Рядом с каталкой шел молодой испуганный мужчина. Медсестра попросила его остаться в приемной, сделала знак санитарам и поспешила в операционную, где все уже было готово.
* * *
Какая ждала жизнь, веселая, богатая! Лошади, острова, премьеры…
А платье! До чего удачен этот розовый чехол внутри белого шелка! Я ведь говорила: «Непременно розовый…»
В Питере идет мокрый снег, полный липких английских слов.
Мы будем говорить по-английски, раз ты американец. Мама не выбросилась из окна, не вы-бро-си-лась! Она просто побежала за лимонами, на Невском вы-бро-си-ли лимоны!
Тропинка, по которой она шла, тянулась вдоль глухого забора.
Идти было больно – каждый шаг отдавался в животе, который только что разрезали ножом и еще не зашили.

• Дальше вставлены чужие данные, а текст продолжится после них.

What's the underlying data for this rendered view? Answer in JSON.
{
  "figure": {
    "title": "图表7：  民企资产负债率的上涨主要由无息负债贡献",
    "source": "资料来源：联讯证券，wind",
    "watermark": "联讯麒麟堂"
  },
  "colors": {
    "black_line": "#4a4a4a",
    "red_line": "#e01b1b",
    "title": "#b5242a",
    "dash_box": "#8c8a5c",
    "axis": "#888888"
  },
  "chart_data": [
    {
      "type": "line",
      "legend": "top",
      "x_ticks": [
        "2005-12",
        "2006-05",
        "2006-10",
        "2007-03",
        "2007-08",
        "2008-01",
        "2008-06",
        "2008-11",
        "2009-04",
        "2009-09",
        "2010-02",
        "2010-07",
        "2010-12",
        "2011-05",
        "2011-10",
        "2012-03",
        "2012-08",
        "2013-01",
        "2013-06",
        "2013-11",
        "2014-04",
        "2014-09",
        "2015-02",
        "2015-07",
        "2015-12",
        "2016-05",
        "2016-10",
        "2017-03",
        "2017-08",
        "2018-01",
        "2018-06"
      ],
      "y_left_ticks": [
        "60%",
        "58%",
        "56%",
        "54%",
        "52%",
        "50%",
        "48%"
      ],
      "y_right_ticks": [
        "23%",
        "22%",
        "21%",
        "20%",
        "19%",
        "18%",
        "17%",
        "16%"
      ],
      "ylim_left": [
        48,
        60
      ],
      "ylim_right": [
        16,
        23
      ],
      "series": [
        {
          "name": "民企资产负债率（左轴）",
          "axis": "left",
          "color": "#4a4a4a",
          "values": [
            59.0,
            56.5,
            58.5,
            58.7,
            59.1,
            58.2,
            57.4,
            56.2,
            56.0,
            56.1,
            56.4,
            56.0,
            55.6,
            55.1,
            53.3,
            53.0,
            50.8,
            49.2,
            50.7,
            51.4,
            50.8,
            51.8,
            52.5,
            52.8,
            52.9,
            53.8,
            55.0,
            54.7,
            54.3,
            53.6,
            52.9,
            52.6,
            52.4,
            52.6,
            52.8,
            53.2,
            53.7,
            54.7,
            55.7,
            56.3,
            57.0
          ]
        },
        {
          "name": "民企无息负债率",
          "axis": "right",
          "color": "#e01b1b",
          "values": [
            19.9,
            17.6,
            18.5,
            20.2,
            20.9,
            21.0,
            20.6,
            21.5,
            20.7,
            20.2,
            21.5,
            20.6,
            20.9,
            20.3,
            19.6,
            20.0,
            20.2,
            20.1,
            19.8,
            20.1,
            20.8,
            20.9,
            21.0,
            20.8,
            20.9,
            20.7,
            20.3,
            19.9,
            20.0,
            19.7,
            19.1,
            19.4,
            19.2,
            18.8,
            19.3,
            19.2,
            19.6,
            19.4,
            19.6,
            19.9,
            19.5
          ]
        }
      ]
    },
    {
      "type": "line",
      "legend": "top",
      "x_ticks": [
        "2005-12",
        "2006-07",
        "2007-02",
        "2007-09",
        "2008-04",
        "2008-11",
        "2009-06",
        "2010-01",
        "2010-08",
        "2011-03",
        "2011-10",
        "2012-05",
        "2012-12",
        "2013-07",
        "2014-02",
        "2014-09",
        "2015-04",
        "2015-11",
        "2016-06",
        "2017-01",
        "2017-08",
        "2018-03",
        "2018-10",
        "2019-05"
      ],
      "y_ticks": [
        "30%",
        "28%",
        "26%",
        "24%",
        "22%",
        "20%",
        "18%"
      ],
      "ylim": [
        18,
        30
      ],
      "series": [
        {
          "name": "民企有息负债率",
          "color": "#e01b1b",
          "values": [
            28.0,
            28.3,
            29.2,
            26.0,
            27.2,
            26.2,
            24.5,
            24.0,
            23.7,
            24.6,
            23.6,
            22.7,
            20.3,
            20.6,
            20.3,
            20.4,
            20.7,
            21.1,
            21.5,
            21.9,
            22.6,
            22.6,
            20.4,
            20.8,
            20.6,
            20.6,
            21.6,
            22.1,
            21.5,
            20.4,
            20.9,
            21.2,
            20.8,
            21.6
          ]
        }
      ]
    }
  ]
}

Вдруг стало влажно и жарко, как в парной, и чей-то испуганный голос громко сказал: «Умер». Она задрожала и всхлипнула, но тут же пришло облегчение, ее оторвало от земли и вынесло в холодный, полный белого света, простор. Теперь она не ощущала ничего, кроме радости освобождения, к которой примешивался страх, что она потеряется в этом просторе и не найдет дорогу. Вдруг она почувствовала рядом отца с матерью. Отец и мать – еле различимые в холодной белизне и сами белые, почти прозрачные, – гладили ее по голове и плакали. Почему-то она догадалась, что они давно уже стали одним существом, а теперь хотят только одного: чтобы и она присоединилась к ним. С каждой секундой становилось все легче и легче дышать, радость переполняла ее, и наконец, не выдержав, она громко засмеялась, хотя и не услышала своего смеха.